Anak Saya Homeschooling ?
Selasa, Juli 17, 2018“Teh, anak saya nggak suka matematika, jadi saya homeschoolingkan saja biar nggak usah belajar matematika di sekolah. “
“Anak saya mau fokus di bidang bisnis aja, nggak usah belajar pelajaran lain, percuma nggak kepake juga nanti”
“Yang penting anak saya agamanya bagus. Nggak apa-apa akademiknya jelek juga”
“Anak saya bakatnya nyanyi, nggak perlulah dipaksa belajar sains dan sosial”
“Ibarat elang, kalau mata pelajaran terbang kan hebat. Coba kalau dia dipaksa memanjat, pasti dia akan merasa bodoh”
Banyak pertanyaan dan pernyataan senada yang diungkapkan orangtua berkenaan dengan minat bakat anak. Tak sedikit orangtua memutuskan Homeschooling hanya sekedar berdasarkan pertanyaan, pernyataan dan asumsi-asumsi seperti ini.
Attitude
Setiap manusia diajarkan untuk senantiasa berjuang dan berkorban. Termasuk dalam belajar. Saat kita melihat anak tidak suka satu bidang pelajaran, kita perlu mengamati dan mengevaluasi, apakah memang masalahnya pada kemampuan atau kemauan? Tak sedikit anak yang malas belajar dan orangtua yang malas mencari solusi akhirnya menyerah dalam pernyataan "anak tidak suka dan tidak harus belajar sesuatu".
Manusia pada dasarnya malas belajar, malas untuk serius. Jangankan pada hal yang tidak disukai, pada hal yang disukai pun demikian. Anak yang suka memencet tuts piano dengan riang belum tentu tahan fingering berjam-jam saat latihan piano. Anak yang suka berdebur-debur di kolam belum tentu tahan sejam latihan renang dengan serius.
Banyak orangtua mengira anak tidak suka atau tidak berbakat di satu bidang pelajaran, karena anak tidak menampakkan kemajuan berarti disitu. Ikut latihan vokal baru beberapa kali pertemuan sudah off. Ikut latihan olahraga baru beberap bulan sudah stop. Sementara sarana, alat dan dana sudah digelontorkan.

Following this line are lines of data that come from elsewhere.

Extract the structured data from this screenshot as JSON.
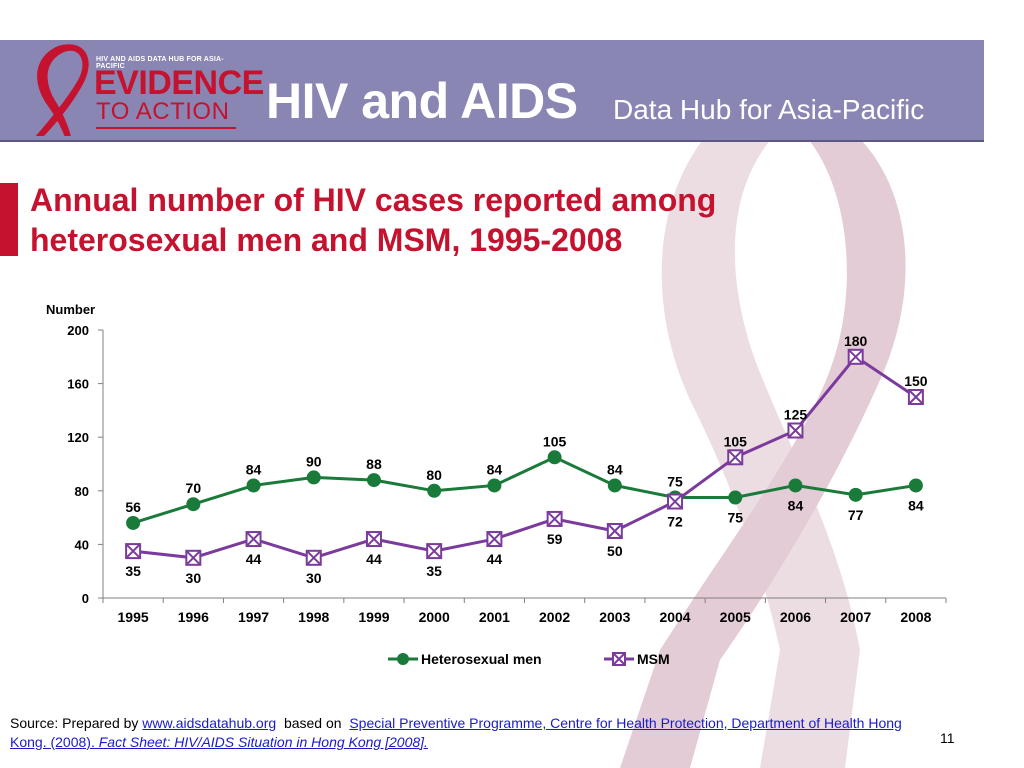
{
  "header": {
    "logo_tag": "HIV AND AIDS DATA HUB FOR ASIA-PACIFIC",
    "logo_line1": "EVIDENCE",
    "logo_line2": "TO ACTION",
    "title": "HIV and AIDS",
    "subtitle": "Data Hub for Asia-Pacific"
  },
  "slide": {
    "title": "Annual number of HIV cases reported among heterosexual men and MSM, 1995-2008",
    "page_number": "11"
  },
  "source": {
    "prefix": "Source: Prepared by ",
    "link1": "www.aidsdatahub.org",
    "middle": "  based on  ",
    "link2a": "Special Preventive Programme, Centre for Health Protection, Department of Health Hong Kong. (2008). ",
    "link2b": "Fact Sheet: HIV/AIDS Situation in Hong Kong [2008]."
  },
  "colors": {
    "header_band": "#8a86b4",
    "accent_red": "#c4122f",
    "series_heterosexual": "#1a7a3a",
    "series_msm": "#7b3b9c",
    "ribbon_bg": "#e8d4dc"
  },
  "chart_data": {
    "type": "line",
    "title": "",
    "xlabel": "",
    "ylabel": "Number",
    "ylim": [
      0,
      200
    ],
    "yticks": [
      0,
      40,
      80,
      120,
      160,
      200
    ],
    "x": [
      "1995",
      "1996",
      "1997",
      "1998",
      "1999",
      "2000",
      "2001",
      "2002",
      "2003",
      "2004",
      "2005",
      "2006",
      "2007",
      "2008"
    ],
    "legend": "bottom",
    "grid": false,
    "series": [
      {
        "name": "Heterosexual men",
        "marker": "circle",
        "values": [
          56,
          70,
          84,
          90,
          88,
          80,
          84,
          105,
          84,
          75,
          75,
          84,
          77,
          84
        ]
      },
      {
        "name": "MSM",
        "marker": "boxed-x",
        "values": [
          35,
          30,
          44,
          30,
          44,
          35,
          44,
          59,
          50,
          72,
          105,
          125,
          180,
          150
        ]
      }
    ]
  }
}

Padahal masalahnya mungkin bukan pada bakat atau minat, tapi pada attitude. Malas, terburu-buru, tidak sabar, tidak suka metode belajar, tidak suka tempat belajar, ingin segera bermain-main, kesal pada orangtua dan guru, seringkali menyebabkan proses belajar mandek.
Mengajari anak agar mencintai proses belajar, sabar dan tekun dalam menimba ilmu dan melatih keahlian, bersemangat untuk meraih keberkahan dalam satu bidang ilmu, adalah konsep dasar yang harus ditanamkan pada anak-anak.
Pendidikan Dasar
Saat ini sulit menjadi seorang ahli di berbagai bidang sekaligus. Ya jago nyanyi, ya hafizh Qur'an, ya ilmuwan sains, ya pengamat politik, ya menguasai 7 bahasa asing, ya bisa mengobati orang sakit. Maka memilih satu bidang tertentu untuk dikuasai lebih realistis.

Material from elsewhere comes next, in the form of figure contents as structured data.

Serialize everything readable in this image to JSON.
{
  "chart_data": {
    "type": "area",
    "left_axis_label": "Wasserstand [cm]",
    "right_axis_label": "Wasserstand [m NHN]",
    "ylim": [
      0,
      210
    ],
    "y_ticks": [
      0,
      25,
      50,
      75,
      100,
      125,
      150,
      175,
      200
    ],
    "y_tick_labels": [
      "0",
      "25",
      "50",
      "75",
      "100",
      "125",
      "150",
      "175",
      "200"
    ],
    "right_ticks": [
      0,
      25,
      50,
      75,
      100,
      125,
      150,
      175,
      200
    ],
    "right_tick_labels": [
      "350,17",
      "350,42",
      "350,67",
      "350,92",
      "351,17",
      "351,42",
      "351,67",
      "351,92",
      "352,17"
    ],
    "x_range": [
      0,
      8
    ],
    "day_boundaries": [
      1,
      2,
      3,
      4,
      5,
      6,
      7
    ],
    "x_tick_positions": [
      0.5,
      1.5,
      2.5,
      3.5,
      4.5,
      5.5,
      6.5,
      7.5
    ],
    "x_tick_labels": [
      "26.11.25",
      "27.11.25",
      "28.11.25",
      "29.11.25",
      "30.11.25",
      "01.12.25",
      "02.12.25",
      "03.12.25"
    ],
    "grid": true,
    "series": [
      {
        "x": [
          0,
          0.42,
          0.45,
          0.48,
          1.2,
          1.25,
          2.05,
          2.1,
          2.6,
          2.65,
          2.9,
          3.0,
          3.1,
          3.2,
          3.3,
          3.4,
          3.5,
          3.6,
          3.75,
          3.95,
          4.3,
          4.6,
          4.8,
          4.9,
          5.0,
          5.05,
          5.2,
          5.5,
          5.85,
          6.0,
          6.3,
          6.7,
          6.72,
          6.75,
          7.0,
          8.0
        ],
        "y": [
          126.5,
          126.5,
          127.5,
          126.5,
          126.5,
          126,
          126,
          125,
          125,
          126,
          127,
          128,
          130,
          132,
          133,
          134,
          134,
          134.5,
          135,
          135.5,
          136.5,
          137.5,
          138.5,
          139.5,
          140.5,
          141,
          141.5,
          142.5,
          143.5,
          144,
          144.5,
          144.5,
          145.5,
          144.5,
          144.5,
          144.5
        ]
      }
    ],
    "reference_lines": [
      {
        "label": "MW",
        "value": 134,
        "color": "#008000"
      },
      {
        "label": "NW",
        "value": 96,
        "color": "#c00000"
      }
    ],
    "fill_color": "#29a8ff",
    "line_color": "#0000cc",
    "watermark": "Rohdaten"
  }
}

Namun ada pendidikan dasar yang seharusnya tidak dilepas begitu saja. Setiap anak harus mempelajarinya sampai taraf praktis dia bisa hidup 'normal' dan terpenuhi semua kebutuhannya.
Berbeda dengan para binatang di animal school yang memiliki struktur tubuh dan fitrah yang berbeda-beda, manusia secara umum memiliki kompetensi dasar yang sama yang harus dikuasai.

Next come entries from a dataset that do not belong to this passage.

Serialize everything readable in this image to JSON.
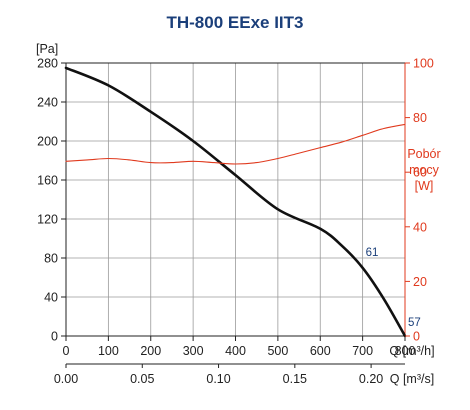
{
  "chart_data": {
    "type": "line",
    "title": "TH-800 EExe IIT3",
    "y_unit": "[Pa]",
    "y_ticks": [
      0,
      40,
      80,
      120,
      160,
      200,
      240,
      280
    ],
    "ylim": [
      0,
      280
    ],
    "x_unit": "Q [m³/h]",
    "x_ticks": [
      0,
      100,
      200,
      300,
      400,
      500,
      600,
      700,
      800
    ],
    "xlim": [
      0,
      800
    ],
    "x2_unit": "Q [m³/s]",
    "x2_ticks": [
      "0.00",
      "0.05",
      "0.10",
      "0.15",
      "0.20"
    ],
    "x2_tick_values": [
      0,
      0.05,
      0.1,
      0.15,
      0.2
    ],
    "y2_unit_lines": [
      "Pobór",
      "mocy",
      "[W]"
    ],
    "y2_ticks": [
      0,
      20,
      40,
      60,
      80,
      100
    ],
    "y2lim": [
      0,
      100
    ],
    "grid": true,
    "series": [
      {
        "axis": "left",
        "color": "#111111",
        "x": [
          0,
          100,
          200,
          300,
          400,
          500,
          600,
          650,
          700,
          750,
          800
        ],
        "y": [
          275,
          257,
          230,
          200,
          165,
          130,
          110,
          93,
          70,
          38,
          0
        ]
      },
      {
        "axis": "right",
        "color": "#e03a1e",
        "x": [
          0,
          50,
          100,
          150,
          200,
          250,
          300,
          350,
          400,
          450,
          500,
          550,
          600,
          650,
          700,
          750,
          800
        ],
        "y": [
          64,
          64.5,
          65,
          64.5,
          63.5,
          63.5,
          64,
          63.5,
          63,
          63.5,
          65,
          67,
          69,
          71,
          73.5,
          76,
          77.5
        ]
      }
    ],
    "annotations": [
      {
        "text": "61",
        "x": 700,
        "y": 80
      },
      {
        "text": "57",
        "x": 800,
        "y": 8
      }
    ]
  }
}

Beberapa hal yang perlu diajarkan antara lain :
1. Kemampuan berpikir logis. Pendidikan matematika yang baik sampai taraf tertentu sangat membantu anak menguasai metode berpikir logis. Ini akan membantu anak menganalisis, mengasah kecerdasan, terhindar dari hoax dan pemahaman yang dangkal. Juga akan melindungi anak-anak kita dari penipuan, pembodohan dan penguasaan kaum lain.
2. Kemampuan berkomunikasi. Anak harus mampu berkomunikasi dengan lingkungannya. Kemampuan memahami bahasa, menyampaikan maksud, memahami lawan bicara adalah kemampuan dasar yang harus dikuasai semua anak. Jangan sampai anak stress dan tertekan karena tidak mampu berkomunikasi dengan lingkungannya
3. Al Qur'an dan Bahasa Arab
Bagi setiap muslim, membaca, menghapalkan al Qur'an menjadi kewajiban. Meskipun anak tampak tidak berbakat menghapal, orangtua tidak boleh berlindung dan mencari alibi. Proses membaca dan menghapal al Qur'an harus tetap dilakukan semampunya.
Mengerti sedikit bahasa Arab juga penting. Minimal bisa tahu kapan mesti berhenti dan melanjutkan ayat saat membaca al Qur'an. Setidaknya bisa tahu perbedaan huruf dan kata, kata dan kalimat sebagai dasar pemahaman tajwid, juga untuk mempermudah proses menghapal.
4. Olahraga
Meskipun anak (dan orangtua) tampak tidak suka berolahraga, mengajari anak berolahraga sangat penting. Minimal anak bisa berjalan jauh (hiking), berlari kecil (jogging) dan berenang. Memperbanyak aktivitas outdoor juga sangat membantu proses belajar anak-anak, memastikan otot mereka tumbuh dan berkembang baik, serta mendapatkan udara segar.
Survival
Tugas orang tua antara lain membentuk anak agar mampu survive di berbagai kondisi. Bisa mengenal bumi dan berbagai sumber dayanya, bisa hidup di perkotaan, bisa menerima berbagai tradisi dan kebudayaan, bisa makan beragam jenis makanan di manapun berada, bisa tahan di berbagai iklim dan cuaca, bisa menikmati hidup di berbagai situasi dan kondisi.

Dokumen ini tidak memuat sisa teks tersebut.